There are many lessons our nation has to relearn because we've either suppressed or forgotten. The deadly 1921 Tulsa racial war was just one of several.
This past year we started digging graveyards to find uncharted graves. We're now finding some. But now we must find out when they were interned, and why we had no record? There are several graveyards with uncharted graves, in Oklahoma. Bodies were buried and no one held the cemeteries accountable. All over the world there were mass gravesites in 1919 & 1920. But the reasons were not so much a racial issue, but a pandemic crisis. In Oklahoma's Eastern State mental hospital, there's a graveyard with far less headstones than bodies, & no cemetery records for hundreds of deceased Oklahomans who were wards of the state. Their families no longer even have open access to lay flowers without applying for a permit for a visit. No one held the state accountable for properly running a cemetery. Even our Attorney General banned an effort to properly identify the 1172 unmarked graves. |
But the scenario of mass deaths in 1918-1920 was unique. Without a cremation option or easy access to backhoe power equipment, manual digging was done by a limited workforce. Young men were off to war, or just coming home. Many of them were gravely ill from the Spanish Flu. And folks were terrified of being anywhere near deceased victims. In many communities across the globe, corners were cut and extra bodies were often buried above, beneath, and along side the coffins of the listed person who purchased the grave plot. Often the unclaimed bodies or those without a purchased grave plot were buried without a coffin, because a shortage of coffins was increasing the cost & availability, everywhere.
So for Tulsans who are paying vast sums of city treasury on finding potential casualties from the 1921 riots & carnage, we may not ever know if additional deaths can be confirmed, even if we find 500 unmarked Tulsa graves. |
For all we know, Jimmy Hoffa could be one of the 1172 unmarked bodies buried at this state cemetery. |
Here's an article from History.com
The Mass Graves of the Spanish Flu Era
As a terrifyingly lethal influenza virus swept across the globe between 1918 and 1920, history’s deadliest pandemic claimed the lives of approximately 50 million people worldwide and 675,000 in the United States. Nearly 200,000 Americans died from the “Spanish Flu” in October 1918 alone, making it the deadliest month in the country’s history.

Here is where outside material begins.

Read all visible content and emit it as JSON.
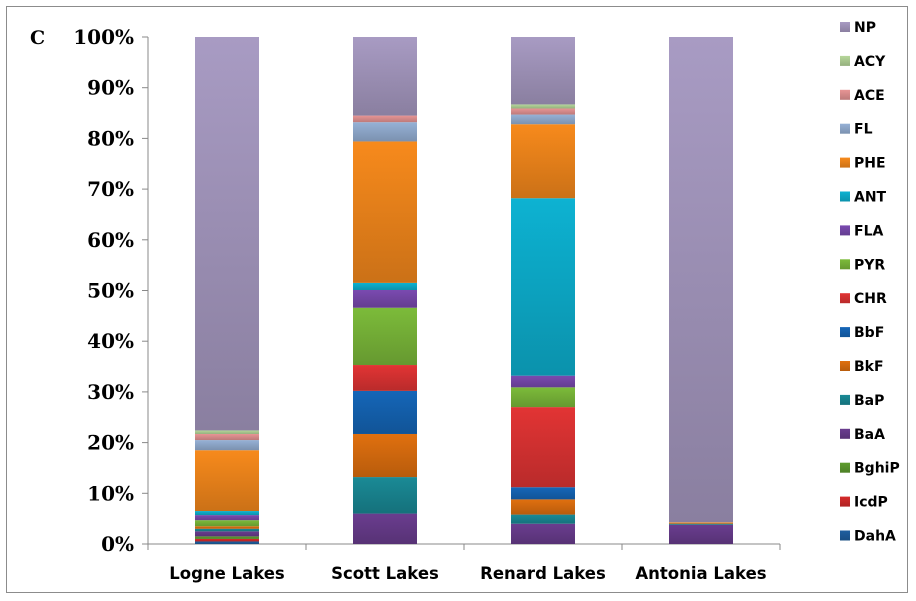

With cremation an uncommon practice at the time, the sheer number of bodies overwhelmed the capacity of undertakers, gravediggers and casket makers to keep pace with the arduous task of burying the dead. At the same time, a prohibition on public gatherings that included funerals and wakes compounded the pain of many grief-stricken families who could not properly mourn the loss of their loved ones. America Was Unprepared for the Flu’s Mass Mortality |
"Gravediggers at Boston’s New Calvary Cemetery were spotted dumping corpses out of caskets into graves so that the coffins could be used again."
Nancy K. Bristow, a University of Puget Sound history professor and author of American Pandemic: The Lost Worlds of the 1918 Influenza Epidemic, says the United States had been caught unprepared for the outbreak partly because advances in bacteriology made many Americans believe they could control infectious diseases.
“This is not what Americans in 1918 expected to occur,” she says. “An enormous number of people died very quickly, particularly on the Eastern Seaboard where the flu struck first, and they didn’t have an opportunity to prepare in any way.” The mass mortality led to macabre scenes. Red Cross nurses in Baltimore reported instances of visiting flu-ravaged homes to discover sick patients in bed beside dead bodies. In other cases, corpses were covered in ice and shoved into bedroom corners where they festered for days. |
Cemeteries struggled to handle the soaring death toll. With gravediggers absent from work—either because they had contracted the flu or were afraid that they would—grieving families were sometimes forced to excavate tombs for their loved ones. In New Brunswick, New Jersey, 15 workhouse inmates were handed spades and picks to dig graves under the watchful eyes of guards. In Baltimore, city employees were called into emergency duty as gravediggers while soldiers from Fort Meade were pressed into service to bury a three-week backlog of 175 bodies at Mount Auburn Cemetery.
Casket companies, already busy supplying coffins for the thousands of doughboys killed in World War I, could not keep up with the demand. Facing a desperate shortage in the nation’s capital, District of Columbia Commissioner Louis Brownlow hijacked two train cars filled with 270 coffins bound for Pittsburgh and rerouted them to the city hospital under armed guard. Gravediggers at Boston’s New Calvary Cemetery were spotted dumping corpses out of caskets into graves so that the coffins could be used again. The War Industries Board ordered casket makers to manufacture only plain caskets and immediately cease production of “all fancy trimmed and couch and split panel varieties.” It limited casket sizes for adults to 5 feet, 9 inches and 6 feet, 3 inches.